The idea dates back to the year dot, but airbags started to appear in cars in the early 1970s, when General Motors began offering them in government, fleet-purchased, metallic green 1973 Chevrolet Impala sedans in the United States.
This is around the same time that seatbelts became compulsory in Australia.
These Chevys had a 1974-style Oldsmobile instrument panel, with a special steering wheel that contained the driver-side airbag.
Just one car from this original batch survives.
Over the years the number of airbags has continued to grow in cars, from a single airbag to protect the driver, to a second bag for the front passenger, then side and curtain airbags and one for the knees — some cars have as many as 11 airbags.
Remember the Ford Mondeo which had optional rear seatbelt airbags for the two outer seat positions?
In the latest development, Hyundai has just announced it will develop a new centre side airbag, further enhancing the safety of its vehicles.
It’s not a new idea, but it has merit.
The new centre airbag works to separate the space between driver and passenger.
It will also help the company meet tough new Euro NCAP regulations, expected to be introduced from next year.
Toyota developed the first production rear-seat center airbag in 2009 while GM introduced a front centre airbag in some models back in 2102 that deploys from the driver’s seat.
Hyundai’s says the new, additional airbag expands into the space between driver and passenger seats to prevent head injuries of passengers in the front row.

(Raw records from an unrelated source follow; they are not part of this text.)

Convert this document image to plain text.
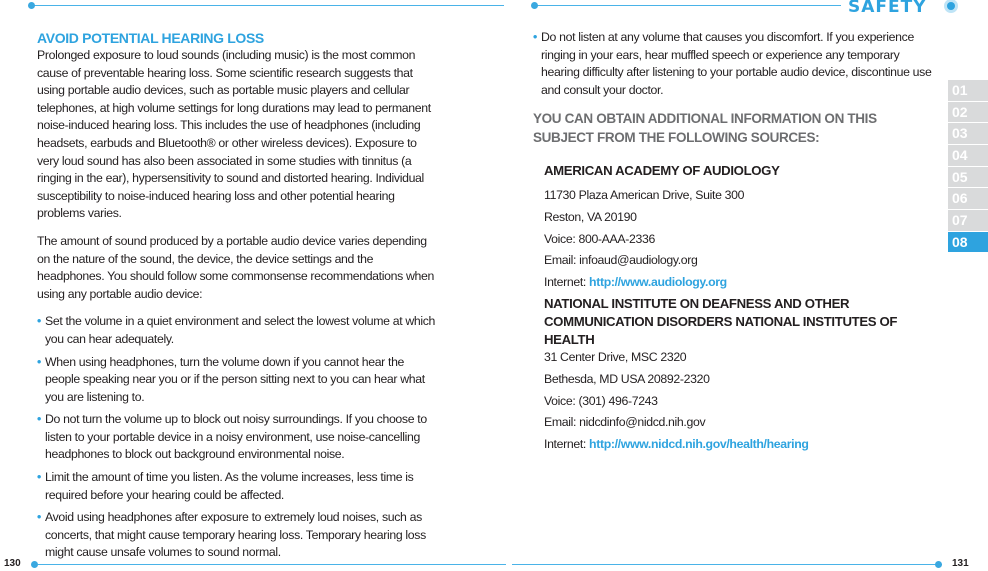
SAFETY
130	131

AVOID POTENTIAL HEARING LOSS

Prolonged exposure to loud sounds (including music) is the most common cause of preventable hearing loss. Some scientific research suggests that using portable audio devices, such as portable music players and cellular telephones, at high volume settings for long durations may lead to permanent noise-induced hearing loss. This includes the use of headphones (including headsets, earbuds and Bluetooth® or other wireless devices). Exposure to very loud sound has also been associated in some studies with tinnitus (a ringing in the ear), hypersensitivity to sound and distorted hearing. Individual susceptibility to noise-induced hearing loss and other potential hearing problems varies.

The amount of sound produced by a portable audio device varies depending on the nature of the sound, the device, the device settings and the headphones. You should follow some commonsense recommendations when using any portable audio device:

• Set the volume in a quiet environment and select the lowest volume at which you can hear adequately.

• When using headphones, turn the volume down if you cannot hear the people speaking near you or if the person sitting next to you can hear what you are listening to.

• Do not turn the volume up to block out noisy surroundings. If you choose to listen to your portable device in a noisy environment, use noise-cancelling headphones to block out background environmental noise.

• Limit the amount of time you listen. As the volume increases, less time is required before your hearing could be affected.

• Avoid using headphones after exposure to extremely loud noises, such as concerts, that might cause temporary hearing loss. Temporary hearing loss might cause unsafe volumes to sound normal.

• Do not listen at any volume that causes you discomfort. If you experience ringing in your ears, hear muffled speech or experience any temporary hearing difficulty after listening to your portable audio device, discontinue use and consult your doctor.

YOU CAN OBTAIN ADDITIONAL INFORMATION ON THIS SUBJECT FROM THE FOLLOWING SOURCES:

AMERICAN ACADEMY OF AUDIOLOGY

11730 Plaza American Drive, Suite 300

Reston, VA 20190

Voice: 800-AAA-2336

Email: infoaud@audiology.org

Internet: http://www.audiology.org

NATIONAL INSTITUTE ON DEAFNESS AND OTHER COMMUNICATION DISORDERS NATIONAL INSTITUTES OF HEALTH

31 Center Drive, MSC 2320

Bethesda, MD USA 20892-2320

Voice: (301) 496-7243

Email: nidcdinfo@nidcd.nih.gov

Internet: http://www.nidcd.nih.gov/health/hearing

01
02
03
04
05
06
07
08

If there is no one in the front passenger seat, the airbag will protect the driver from side collision coming from the right side.
The centre side airbag is installed inside the driver’s seat and will deploy once the impact is sensed.
Hyundai says the new centre side airbag is expected to diminish head injuries caused by passengers colliding with each other by 80 per cent.
Statistics from the European Automobile Manufacturers’ Association show the rate of secondary damage caused by these kinds of collisions or from hitting interior materials is about 45 per cent.
Hyundai has been able to simplify the design and reduce the weight of components produce an airbag that is about 500g lighter than competing products.
“The development of centre side airbag goes beyond adding an additional airbag,” Hyock In Kwon, research engineer from Crash Safety System Engineering Design Team of Hyundai Motor Group, said.
“We will continue striving to further improve passenger safety by being ready for all kinds of accidents.”